The fundamental principles of emergency management is are based on four phases:
  1. Mitigation
  2. Preparedness
  3. Response; and
  4. Recovery
Cooperation, caution, and mutual respect at all levels of civic participation can reduce the impact of an emergency – the overall goal is the preservation of life, specifics evolve across four distinct phases.

Mitigation


In the wake of individual emergencies, safety professionals gain valuable “lessons learned” to improve the readiness footing of the entire community. Mitigation is an ongoing concern. Safety leaders must be prepared to advocate for mitigation, as it can often become a low civic priority in the absence of a specific threat. It includes infrastructural improvements and public outreach.

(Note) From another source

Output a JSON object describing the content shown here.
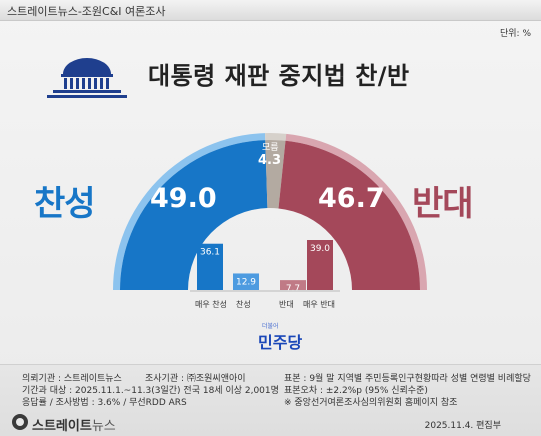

There is some overlap in the different phases of the cycle, and it is not always clear when one has ended and the next has begun. When all is said and done, individuals must maintain vigilance during an emergency and assume danger is still present until a change in condition is verified by informed authorities. Listening to hearsay can lead members of the community into danger.

Preparedness


As the name implies, preparedness begins long before there is a specific threat. The hazard is known, but it has not yet materialized. Preparedness involves coordination between government and people in the community to develop emergency response plans, train personnel, and educate citizens so that all stakeholders understand their responsibilities when emergency strikes.

Response


The response phase of emergency management activates once disaster conditions have been felt or are anticipated. An earthquake or fire can happen with little warning, whereas communities may have time to gear up response to a hurricane or winter storm. During response, the focus is on saving lives, providing immediate security, and ensuring evacuation and mass care.

Recovery


In the aftermath of response, recovery begins. Recovery might last for days, several months, or even years. Often, the first step in recovery is debris management, the removal of natural and man-made features that are damaged beyond repair. Housing is provided for those who have been displaced and healthcare resources are made available. Economic recovery follows.